Uma das primeiras propostas da presidente Dilma Roussef, que deverá ser encaminhada ao Congresso Nacional ainda neste início de ano, já promete provocar polêmica. O Governo pretende diminuir a alíquota da contribuição previdenciária sobre a folha de pagamento das empresas, uma das propostas da Reforma da Previdência.
O primeiro corte deverá ser de dois pontos percentuais sobre os 20% já cobrados. A intenção seria, a médio prazo, definir a cobrança em 14%. Segundo o governo, um dos objetivos da desoneração da folha é aumentar o número de empregos formais.
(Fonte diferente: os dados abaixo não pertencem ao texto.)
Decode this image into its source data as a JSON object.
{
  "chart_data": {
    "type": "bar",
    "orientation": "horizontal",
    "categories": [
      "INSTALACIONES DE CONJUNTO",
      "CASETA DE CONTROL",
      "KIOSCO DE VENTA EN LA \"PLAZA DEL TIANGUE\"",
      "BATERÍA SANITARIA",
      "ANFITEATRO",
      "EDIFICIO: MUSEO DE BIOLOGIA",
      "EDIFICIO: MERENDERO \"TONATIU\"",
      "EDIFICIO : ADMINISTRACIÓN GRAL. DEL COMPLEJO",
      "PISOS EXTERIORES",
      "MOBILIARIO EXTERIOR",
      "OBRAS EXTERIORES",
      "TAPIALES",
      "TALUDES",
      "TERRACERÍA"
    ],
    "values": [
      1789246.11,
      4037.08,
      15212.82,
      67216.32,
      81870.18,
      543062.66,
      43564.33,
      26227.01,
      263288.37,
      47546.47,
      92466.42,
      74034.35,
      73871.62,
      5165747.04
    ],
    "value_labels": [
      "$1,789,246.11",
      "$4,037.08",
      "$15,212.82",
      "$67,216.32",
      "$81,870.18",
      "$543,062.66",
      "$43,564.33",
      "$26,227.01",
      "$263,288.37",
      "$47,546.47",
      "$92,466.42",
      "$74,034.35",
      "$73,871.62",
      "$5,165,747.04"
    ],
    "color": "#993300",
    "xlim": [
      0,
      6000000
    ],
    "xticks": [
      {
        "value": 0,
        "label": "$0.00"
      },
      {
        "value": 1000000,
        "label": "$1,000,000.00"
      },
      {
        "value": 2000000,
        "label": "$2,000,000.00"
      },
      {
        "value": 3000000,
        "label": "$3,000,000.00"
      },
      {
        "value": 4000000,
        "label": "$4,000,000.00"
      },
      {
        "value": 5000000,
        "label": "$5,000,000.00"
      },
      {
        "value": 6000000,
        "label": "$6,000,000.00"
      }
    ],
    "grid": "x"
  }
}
Como a contribuição previdenciária é considerada alta pelos empresários, seria um incentivo para abertura de novas vagas com carteira assinada.
Porém, as centrais sindicais são contra a diminuição da alíquota. Temem pelo déficit previdenciário que pode chegar a R$ 9,2 bilhões no primeiro ano e questionam como o Governo vai compensar essas perdas.
De acordo com o Sindicato Nacional dos Auditores Fiscais da Receita Federal do Brasil (fonte: site Sindifisco Nacional), a desoneração da folha vai onerar ainda mais a sociedade, pois a composição inclui os 20% da contribuição patronal, FGTS, férias e 13º salário. Caso a parcela patronal seja reduzida para 14%, daqui a 20 anos, o trabalhador não terá nenhuma garantia de receber sua aposentadoria.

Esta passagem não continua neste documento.